Nichols’ formal sentencing is scheduled for January.
Courtney and the Frankfort Police Department were swift to react after Shepherd’s order became public record.
Clay, who has a long track record of defending high-profile clients, electronically filed an affidavit Friday on Courtney’s behalf denying the allegations. Clay has requested a hearing for Courtney to testify under oath and clear his name.
“The details that are in the court’s order are pretty salacious and scandalous. It’s unfortunate that detective Courtney did not have the opportunity to address those allegations under oath at a hearing,” Clay said. “With over 40 years experience practicing criminal law, these allegations are not unusual given what narcotics detectives have to do to develop the intelligence necessary to do their job.”
Clay said his motion requesting an evidentiary hearing will go before Shepherd in December.
“I hope we have an opportunity for Detective Courtney to present his side of this whole scenario under oath at hearing,” Clay said. “I’ve never seen anything like this before (Shepherd’s rebuke). Given the fact that the judge afforded the commonwealth an opportunity to rebut the allegations made by the defendant and there was no rebuttal, I think Judge Shepherd took the allegation as being true. It’s unfortunate that things weren’t done in a more timely manner.”
Both Courtney’s affidavit and a statement by Frankfort City Solicitor Rob Moore on behalf of the Frankfort Police Department state that the Paris Police Department transported Nichols to Frankfort and recommended her as a confidential informant.
Telling Paris police she wouldn’t be deemed a confidential informant until she produced evidence of value, Courtney swore in his affidavit he was advised by a Paris Police Department representative they would “put her up for a week.”
Courtney learned the Paris Police Department had only paid for her to stay for two days and, with no place for her to stay, called Ellison and arranged for Nichols’ temporary stay.
Having no knowledge of Ellison’s abusive past, the affidavit states, Courtney and another detective paid $300 for Ellison’s cooperation and $100 for Nichols’ expenses.
Courtney’s and Frankfort Police’s responses indicate that once Nichols sent him inappropriate pictures, they decided against her employment. According to the affidavit, Courtney told both Capt. Walter Martin of FPD and Kentucky State Police narcotics detective Elijah Morris that “she has sent me naked pictures.”

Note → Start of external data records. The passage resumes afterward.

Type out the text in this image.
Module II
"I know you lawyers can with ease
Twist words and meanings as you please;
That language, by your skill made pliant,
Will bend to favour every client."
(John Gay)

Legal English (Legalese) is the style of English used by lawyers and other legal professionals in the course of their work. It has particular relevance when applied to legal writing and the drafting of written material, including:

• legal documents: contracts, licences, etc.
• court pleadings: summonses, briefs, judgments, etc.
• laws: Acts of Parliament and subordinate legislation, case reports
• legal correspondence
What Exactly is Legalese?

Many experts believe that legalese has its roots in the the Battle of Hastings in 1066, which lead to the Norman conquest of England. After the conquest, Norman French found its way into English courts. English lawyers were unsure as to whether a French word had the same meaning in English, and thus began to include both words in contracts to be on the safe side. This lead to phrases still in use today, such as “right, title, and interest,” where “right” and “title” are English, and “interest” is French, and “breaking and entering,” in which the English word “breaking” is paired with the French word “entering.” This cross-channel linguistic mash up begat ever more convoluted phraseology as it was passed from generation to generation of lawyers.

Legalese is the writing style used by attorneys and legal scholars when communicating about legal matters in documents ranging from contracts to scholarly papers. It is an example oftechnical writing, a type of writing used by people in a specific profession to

Courtney denies any sexual relationship with Nichols, and in Moore’s response, Frankfort Police stated the department is unaware of any sexual relationship involving Nichols and “does not agree with the court’s characterization of its actions in this matter or the actions of its officers.”

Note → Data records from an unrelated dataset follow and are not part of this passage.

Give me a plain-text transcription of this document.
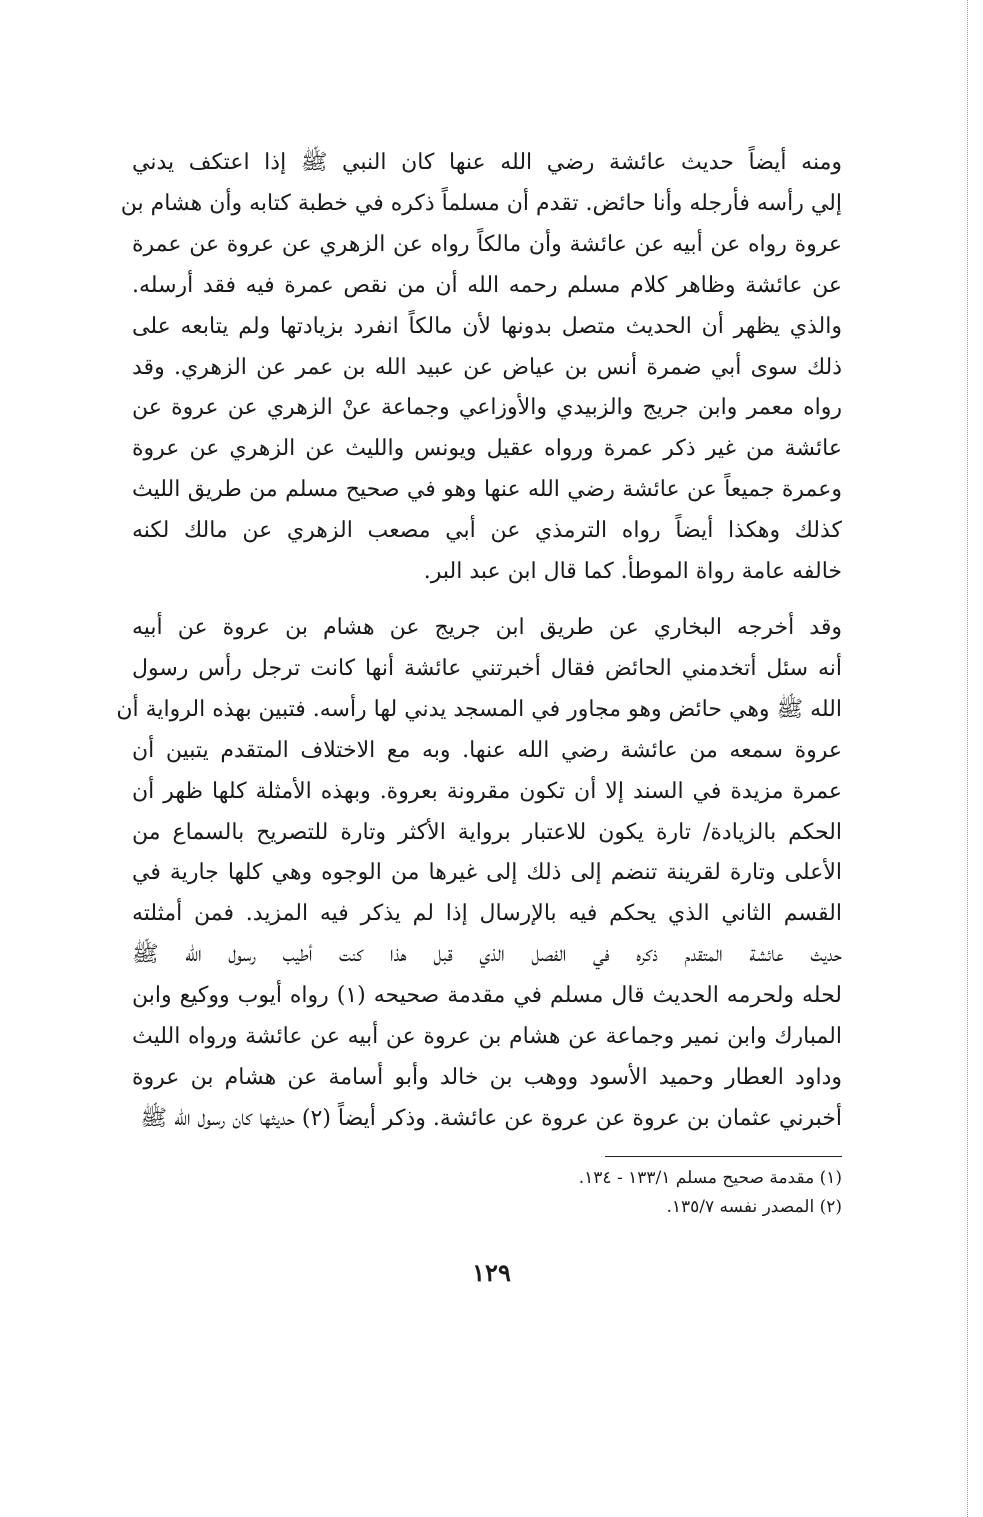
ومنه أيضاً حديث عائشة رضي الله عنها كان النبي ﷺ إذا اعتكف يدني
إلي رأسه فأرجله وأنا حائض. تقدم أن مسلماً ذكره في خطبة كتابه وأن هشام بن
عروة رواه عن أبيه عن عائشة وأن مالكاً رواه عن الزهري عن عروة عن عمرة
عن عائشة وظاهر كلام مسلم رحمه الله أن من نقص عمرة فيه فقد أرسله.
والذي يظهر أن الحديث متصل بدونها لأن مالكاً انفرد بزيادتها ولم يتابعه على
ذلك سوى أبي ضمرة أنس بن عياض عن عبيد الله بن عمر عن الزهري. وقد
رواه معمر وابن جريج والزبيدي والأوزاعي وجماعة عنْ الزهري عن عروة عن
عائشة من غير ذكر عمرة ورواه عقيل ويونس والليث عن الزهري عن عروة
وعمرة جميعاً عن عائشة رضي الله عنها وهو في صحيح مسلم من طريق الليث
كذلك وهكذا أيضاً رواه الترمذي عن أبي مصعب الزهري عن مالك لكنه
خالفه عامة رواة الموطأ. كما قال ابن عبد البر.
وقد أخرجه البخاري عن طريق ابن جريج عن هشام بن عروة عن أبيه
أنه سئل أتخدمني الحائض فقال أخبرتني عائشة أنها كانت ترجل رأس رسول
الله ﷺ وهي حائض وهو مجاور في المسجد يدني لها رأسه. فتبين بهذه الرواية أن
عروة سمعه من عائشة رضي الله عنها. وبه مع الاختلاف المتقدم يتبين أن
عمرة مزيدة في السند إلا أن تكون مقرونة بعروة. وبهذه الأمثلة كلها ظهر أن
الحكم بالزيادة/ تارة يكون للاعتبار برواية الأكثر وتارة للتصريح بالسماع من
الأعلى وتارة لقرينة تنضم إلى ذلك إلى غيرها من الوجوه وهي كلها جارية في
القسم الثاني الذي يحكم فيه بالإرسال إذا لم يذكر فيه المزيد. فمن أمثلته
حديث عائشة المتقدم ذكره في الفصل الذي قبل هذا كنت أطيب رسول الله ﷺ
لحله ولحرمه الحديث قال مسلم في مقدمة صحيحه (١) رواه أيوب ووكيع وابن
المبارك وابن نمير وجماعة عن هشام بن عروة عن أبيه عن عائشة ورواه الليث
وداود العطار وحميد الأسود ووهب بن خالد وأبو أسامة عن هشام بن عروة
أخبرني عثمان بن عروة عن عروة عن عائشة. وذكر أيضاً (٢) حديثها كان رسول الله ﷺ
(١) مقدمة صحيح مسلم ١٣٣/١ - ١٣٤.
(٢) المصدر نفسه ١٣٥/٧.
١٢٩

Regarding his involvement in the homicide investigation, Courtney stated in the affidavit he was confined to securing a search warrant to search Ellison’s apartment, took photographs “of the scene,” and secured a search warrant for Nichols’ phone.
FPD stated it doesn’t object to the records being unsealed for public scrutiny.
In his affidavit, Courtney states that he regrets “there was never any response filed with the court“ within the seven-day period but that he met with the Commonwealth’s Attorney’s Office, disclosed the pictures and answered questions regarding the case.
The Frankfort Police Department confirmed it hasn’t placed Courtney on any form of leave and is still reviewing the case.